Linux memory subsystem should not be left to fend for themselves. At a minimum, the following indicators should be monitored and displayed on the devices (both in summary and by process or their groups):

  • The rate of occurrence of major page faults;
  • Triggering the OOM killer;
  • The current amount of physical memory usage (this number is usually called RSS , not to be confused with the format of the same name for publishing text content).

In normal mode, all three indicators must be stable (and the first two are close to zero). Bursts or smooth growth should be considered as an anomaly, the reasons for which should be understood. What methods – I hope I showed enough directions where you can dig.

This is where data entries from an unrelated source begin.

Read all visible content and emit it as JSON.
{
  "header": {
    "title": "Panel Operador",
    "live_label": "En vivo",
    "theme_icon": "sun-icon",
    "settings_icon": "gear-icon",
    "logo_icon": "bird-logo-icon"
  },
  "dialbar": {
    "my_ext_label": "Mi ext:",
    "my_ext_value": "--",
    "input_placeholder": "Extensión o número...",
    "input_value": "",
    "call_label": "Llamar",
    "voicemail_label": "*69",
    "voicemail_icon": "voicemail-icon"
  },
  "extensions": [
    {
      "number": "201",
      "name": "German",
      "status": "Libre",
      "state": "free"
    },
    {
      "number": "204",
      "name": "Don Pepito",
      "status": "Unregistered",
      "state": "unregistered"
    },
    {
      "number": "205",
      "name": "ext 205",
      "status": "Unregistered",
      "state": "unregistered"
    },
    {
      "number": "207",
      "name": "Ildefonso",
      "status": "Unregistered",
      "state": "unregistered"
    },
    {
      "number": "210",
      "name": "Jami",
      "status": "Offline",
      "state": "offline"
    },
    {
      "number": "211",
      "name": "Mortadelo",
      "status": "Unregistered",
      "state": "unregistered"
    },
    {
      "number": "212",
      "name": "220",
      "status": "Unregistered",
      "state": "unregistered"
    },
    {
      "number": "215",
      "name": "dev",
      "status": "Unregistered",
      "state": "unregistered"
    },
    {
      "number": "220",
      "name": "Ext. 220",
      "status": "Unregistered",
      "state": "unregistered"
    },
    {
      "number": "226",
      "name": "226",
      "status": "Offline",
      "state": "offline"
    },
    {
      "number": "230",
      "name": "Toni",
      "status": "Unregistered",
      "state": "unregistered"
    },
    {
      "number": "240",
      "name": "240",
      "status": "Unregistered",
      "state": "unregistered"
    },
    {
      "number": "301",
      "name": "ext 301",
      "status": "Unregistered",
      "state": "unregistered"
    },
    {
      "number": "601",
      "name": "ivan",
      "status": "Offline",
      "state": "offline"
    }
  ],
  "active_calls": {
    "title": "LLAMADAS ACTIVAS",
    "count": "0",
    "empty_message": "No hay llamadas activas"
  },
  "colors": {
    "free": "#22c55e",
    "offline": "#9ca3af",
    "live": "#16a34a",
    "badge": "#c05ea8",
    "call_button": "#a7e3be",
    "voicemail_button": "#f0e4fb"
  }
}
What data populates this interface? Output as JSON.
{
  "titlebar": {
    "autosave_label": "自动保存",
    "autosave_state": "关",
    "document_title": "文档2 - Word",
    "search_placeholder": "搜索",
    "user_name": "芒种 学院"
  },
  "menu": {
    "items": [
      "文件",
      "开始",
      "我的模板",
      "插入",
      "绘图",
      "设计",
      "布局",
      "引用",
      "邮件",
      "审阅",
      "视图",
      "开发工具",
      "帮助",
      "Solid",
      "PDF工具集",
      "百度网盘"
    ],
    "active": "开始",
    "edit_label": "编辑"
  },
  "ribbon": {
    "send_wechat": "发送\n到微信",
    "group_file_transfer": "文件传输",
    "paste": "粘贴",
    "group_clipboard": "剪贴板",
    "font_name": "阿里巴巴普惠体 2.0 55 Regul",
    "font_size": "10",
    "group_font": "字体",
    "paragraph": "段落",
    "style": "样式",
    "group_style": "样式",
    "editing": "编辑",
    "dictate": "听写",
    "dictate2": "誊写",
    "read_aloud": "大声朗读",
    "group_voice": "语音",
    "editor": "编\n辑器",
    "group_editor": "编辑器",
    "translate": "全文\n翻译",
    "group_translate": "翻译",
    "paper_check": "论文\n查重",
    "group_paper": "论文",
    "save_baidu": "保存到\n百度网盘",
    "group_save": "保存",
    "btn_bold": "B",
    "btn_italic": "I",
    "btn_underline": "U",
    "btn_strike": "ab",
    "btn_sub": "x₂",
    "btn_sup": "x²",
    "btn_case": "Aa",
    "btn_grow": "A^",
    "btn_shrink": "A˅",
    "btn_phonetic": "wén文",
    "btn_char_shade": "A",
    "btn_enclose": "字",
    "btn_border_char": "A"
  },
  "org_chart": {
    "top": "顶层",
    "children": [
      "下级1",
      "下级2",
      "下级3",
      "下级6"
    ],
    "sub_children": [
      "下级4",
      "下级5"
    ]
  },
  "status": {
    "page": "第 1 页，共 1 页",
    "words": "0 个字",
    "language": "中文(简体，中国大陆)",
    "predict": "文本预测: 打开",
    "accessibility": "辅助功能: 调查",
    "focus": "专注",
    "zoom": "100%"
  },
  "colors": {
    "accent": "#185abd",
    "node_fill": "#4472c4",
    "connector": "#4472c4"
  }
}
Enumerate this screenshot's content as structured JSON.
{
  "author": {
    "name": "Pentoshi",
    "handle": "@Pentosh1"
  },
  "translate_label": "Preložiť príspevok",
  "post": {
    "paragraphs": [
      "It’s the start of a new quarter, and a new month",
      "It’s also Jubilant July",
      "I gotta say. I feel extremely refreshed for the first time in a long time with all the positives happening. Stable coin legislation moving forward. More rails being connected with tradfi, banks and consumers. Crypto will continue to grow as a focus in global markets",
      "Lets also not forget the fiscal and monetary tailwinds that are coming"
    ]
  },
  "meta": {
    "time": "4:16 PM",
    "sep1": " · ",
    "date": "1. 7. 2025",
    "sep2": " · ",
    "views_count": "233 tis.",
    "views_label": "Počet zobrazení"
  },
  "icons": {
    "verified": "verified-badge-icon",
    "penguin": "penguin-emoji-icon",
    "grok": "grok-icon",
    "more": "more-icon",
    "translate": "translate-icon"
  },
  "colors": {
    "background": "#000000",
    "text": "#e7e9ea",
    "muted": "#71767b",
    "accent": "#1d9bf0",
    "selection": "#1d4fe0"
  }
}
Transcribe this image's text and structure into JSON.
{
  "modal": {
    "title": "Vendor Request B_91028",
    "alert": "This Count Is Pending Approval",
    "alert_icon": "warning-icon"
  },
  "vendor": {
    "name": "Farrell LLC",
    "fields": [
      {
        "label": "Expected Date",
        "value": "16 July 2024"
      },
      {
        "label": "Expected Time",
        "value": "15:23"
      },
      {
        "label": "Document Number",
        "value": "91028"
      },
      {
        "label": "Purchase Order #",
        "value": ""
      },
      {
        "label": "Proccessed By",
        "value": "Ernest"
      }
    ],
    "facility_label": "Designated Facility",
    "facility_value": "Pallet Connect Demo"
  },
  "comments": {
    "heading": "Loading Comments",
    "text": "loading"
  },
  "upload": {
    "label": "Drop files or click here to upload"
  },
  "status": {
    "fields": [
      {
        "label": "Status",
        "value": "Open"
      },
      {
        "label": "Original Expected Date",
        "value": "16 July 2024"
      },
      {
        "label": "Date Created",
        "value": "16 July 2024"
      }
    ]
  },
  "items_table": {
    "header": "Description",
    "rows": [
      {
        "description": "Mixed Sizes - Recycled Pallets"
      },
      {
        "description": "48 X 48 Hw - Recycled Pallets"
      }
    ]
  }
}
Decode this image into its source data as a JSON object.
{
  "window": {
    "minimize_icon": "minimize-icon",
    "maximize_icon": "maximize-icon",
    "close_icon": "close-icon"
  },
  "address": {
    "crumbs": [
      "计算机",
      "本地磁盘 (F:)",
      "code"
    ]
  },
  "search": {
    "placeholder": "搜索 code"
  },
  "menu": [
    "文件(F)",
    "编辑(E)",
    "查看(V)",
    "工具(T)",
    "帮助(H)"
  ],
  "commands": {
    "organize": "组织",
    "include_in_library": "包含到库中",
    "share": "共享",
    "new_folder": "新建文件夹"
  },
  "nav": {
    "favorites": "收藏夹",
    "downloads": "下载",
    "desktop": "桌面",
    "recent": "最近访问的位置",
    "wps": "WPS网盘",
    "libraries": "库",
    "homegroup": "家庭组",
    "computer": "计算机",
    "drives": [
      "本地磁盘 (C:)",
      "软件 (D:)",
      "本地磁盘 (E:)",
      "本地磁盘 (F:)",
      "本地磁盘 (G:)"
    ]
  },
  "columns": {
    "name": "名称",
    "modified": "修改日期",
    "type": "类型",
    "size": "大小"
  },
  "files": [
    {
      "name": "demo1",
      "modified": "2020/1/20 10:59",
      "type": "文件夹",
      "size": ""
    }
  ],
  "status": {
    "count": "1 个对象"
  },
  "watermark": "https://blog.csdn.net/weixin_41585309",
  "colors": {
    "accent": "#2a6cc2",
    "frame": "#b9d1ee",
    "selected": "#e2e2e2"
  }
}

  • The article is written with reference to modern Debian-like distributions of Linux and physical equipment with two processors Intel Xeon. The general principles are orthogonal to this and are valid even for other operating systems, but the details can vary greatly, even depending on the kernel build or configuration.
  • Most of the above-mentioned system calls, functions and commands are available man, to which I recommend to look for details about their use and operation. If you don’t have a linux machine on hand where you can type man foo– they are usually easily searched for with the same query.
  • If there is a desire to delve into any of the topics touched upon in passing – write about this in the comments, any of them can become the title of a separate article.

PS

Lastly, I repeat the numbers, which I strongly recommend to remember:

  • 0.0001 ms (100 ns) – access to main memory
  • 0.1–1 ms (0.1–1 million ns) —accession to SSD with a major pagefault, 3–4 orders of magnitude more expensive
  • 5–10 ms (5–10 million ns) —access to a traditional hard disk with pagefault, an order of magnitude more expensive

// ms – milliseconds, ns – nanoseconds.